6.3 Die Beschwerdeführerin ist offensichtlich mittellos und damit nicht in der Lage, für die Prozess- bzw. Vertretungskosten aufzukommen. Die vorliegende Beschwerde erweist sich aufgrund der dargelegten Umstände nicht als offensichtlich aussichtslos und die Beschwerdeführerin ist offensichtlich nicht in der Lage, ihre Rechte im Verfahren selbst zu wahren. Dem Gesuch um unentgeltliche Prozessführung und dem Gesuch um unentgeltliche Rechtsverbeiständung ist daher zu entsprechen. Der Beschwerdeführerin ist Rechtsanwalt B als unentgeltlicher Rechtsbeistand zu bestellen. Aus der von ihm eingereichten Honorarnote vom 29. November 2019 geht ein gesamthafter Stundenaufwand von 10 Stunden und 20 Minuten hervor. Unter Berücksichtigung des üblichen Stundenansatzes von Fr. 220.- ist dem Rechtsbeistand der Beschwerdeführerin daher ein Honorar von Fr. 2'273.30 zuzusprechen, zuzüglich Auslagen von Fr. 96.- sowie Mehrwertsteuer von Fr. 182.40 (inklusive Mehrwertsteuer). Die Beschwerdeführerin wird darauf aufmerksam gemacht, dass sie zur Nachzahlung verpflichtet ist, sobald sie dazu in der Lage ist (§ 16 Abs. 4 VRG).

7.  

Der vorliegende Entscheid kann mit Beschwerde in öffentlich-rechtlichen Angelegenheiten nach Art. 82 ff. des Bundesgesetzes über das Bundesgericht vom 17. Juni 2005 (BGG) angefochten werden, soweit ein Rechtsanspruch auf eine fremdenpolizeiliche Bewilligung geltend gemacht wird. Ansonsten steht die subsidiäre Verfassungsbeschwerde nach Art. 113 ff. BGG offen. Werden beide Rechtsmittel ergriffen, hat dies in der gleichen Rechtsschrift zu geschehen (Art. 119 Abs. 1 BGG).

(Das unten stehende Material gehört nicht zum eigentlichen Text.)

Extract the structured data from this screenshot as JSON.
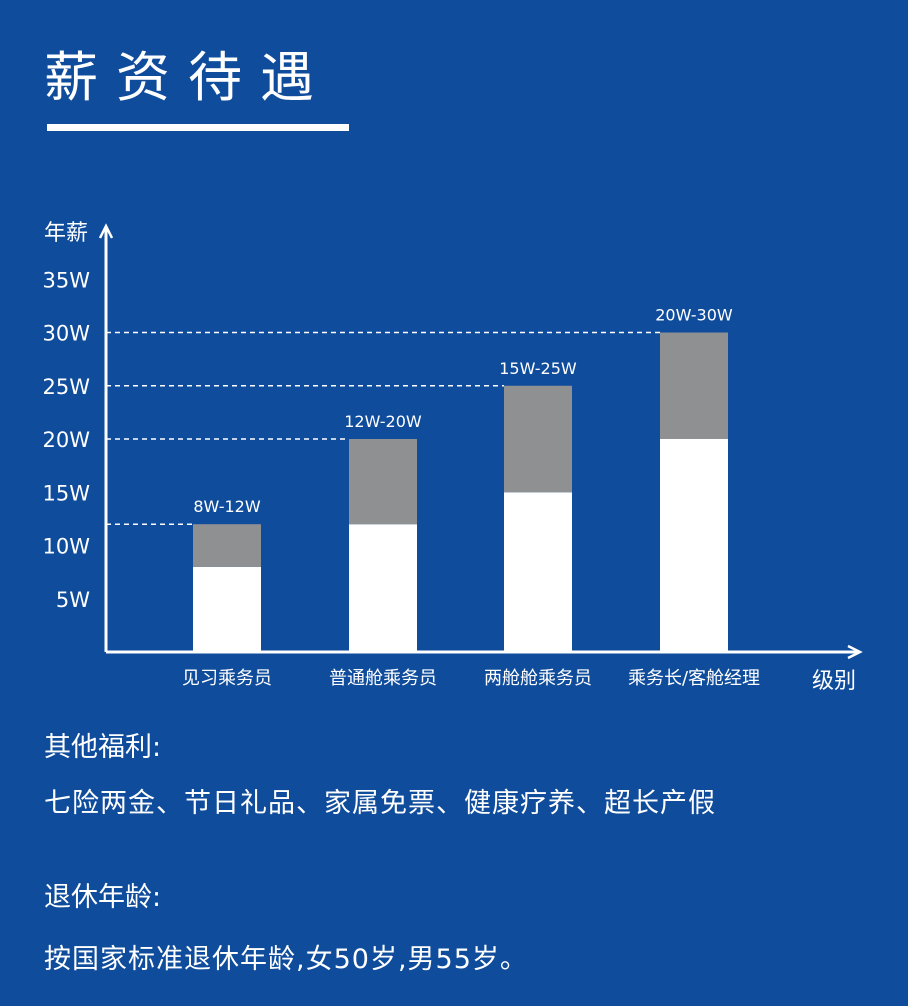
{
  "title": "薪资待遇",
  "colors": {
    "background": "#0f4c9c",
    "base_bar": "#ffffff",
    "range_bar": "#8e9092",
    "axis": "#ffffff"
  },
  "chart_data": {
    "type": "bar",
    "stacked": true,
    "ylabel": "年薪",
    "xlabel": "级别",
    "categories": [
      "见习乘务员",
      "普通舱乘务员",
      "两舱舱乘务员",
      "乘务长/客舱经理"
    ],
    "series": [
      {
        "values": [
          8,
          12,
          15,
          20
        ]
      },
      {
        "values": [
          4,
          8,
          10,
          10
        ]
      }
    ],
    "totals": [
      12,
      20,
      25,
      30
    ],
    "data_labels": [
      "8W-12W",
      "12W-20W",
      "15W-25W",
      "20W-30W"
    ],
    "y_ticks": [
      {
        "value": 5,
        "label": "5W"
      },
      {
        "value": 10,
        "label": "10W"
      },
      {
        "value": 15,
        "label": "15W"
      },
      {
        "value": 20,
        "label": "20W"
      },
      {
        "value": 25,
        "label": "25W"
      },
      {
        "value": 30,
        "label": "30W"
      },
      {
        "value": 35,
        "label": "35W"
      }
    ],
    "ylim": [
      0,
      40
    ],
    "grid": false,
    "reference_lines": "dashed lines from y-axis to each bar top"
  },
  "benefits": {
    "label": "其他福利:",
    "text": "七险两金、节日礼品、家属免票、健康疗养、超长产假"
  },
  "retirement": {
    "label": "退休年龄:",
    "text": "按国家标准退休年龄,女50岁,男55岁。"
  }
}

Demgemäss erkennt die Kammer:

1.    Der Beschwerdeführerin wird die unentgeltliche Prozessführung für das Beschwerdeverfahren gewährt und in der Person von Rechtsanwalt B ein unentgeltlicher Rechtsbeistand für das Beschwerdeverfahren bestellt.

2.    Die Beschwerde wird abgewiesen.

3.    Die Gerichtsgebühr wird festgesetzt auf
Fr. 2'000.--;    die übrigen Kosten betragen:
Fr.      70.--     Zustellkosten,
Fr. 2'070.--     Total der Kosten.

4.    Die Gerichtskosten werden der Beschwerdeführerin auferlegt, jedoch einstweilen zufolge Gewährung der unentgeltlichen Prozessführung auf die Gerichtskasse genommen. Die Nachzahlungspflicht der Beschwerdeführerin nach § 16 Abs. 4 VRG bleibt vorbehalten.

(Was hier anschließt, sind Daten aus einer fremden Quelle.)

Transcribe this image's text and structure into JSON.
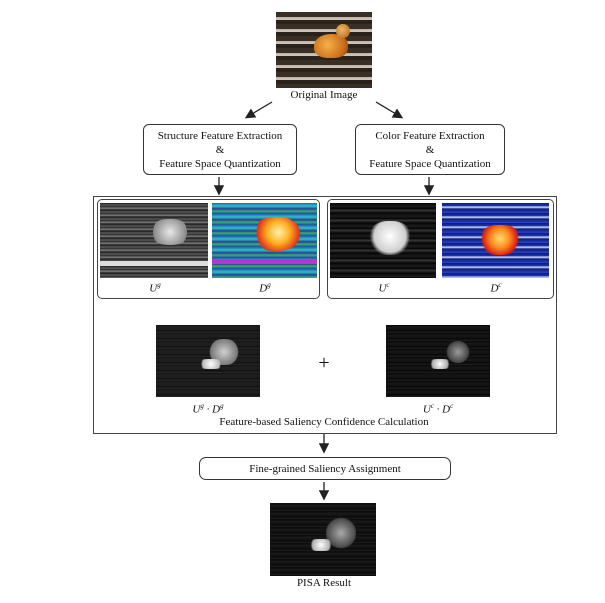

5.    Rechtsanwalt B wird für das Beschwerdeverfahren mit Fr. 2'551.70 (Mehrwertsteuer inklusive) aus der Gerichtskasse entschädigt. Die Nachzahlungspflicht der Beschwerdeführerin nach § 16 Abs. 4 VRG bleibt vorbehalten.

6.    Eine Parteientschädigung wird nicht zugesprochen.

7.    Gegen dieses Urteil kann Beschwerde im Sinn der Erwägungen erhoben werden. Die Beschwerde ist innert 30 Tagen, von der Zustellung an gerechnet, beim Bundesgericht, 1000 Lausanne 14, einzureichen.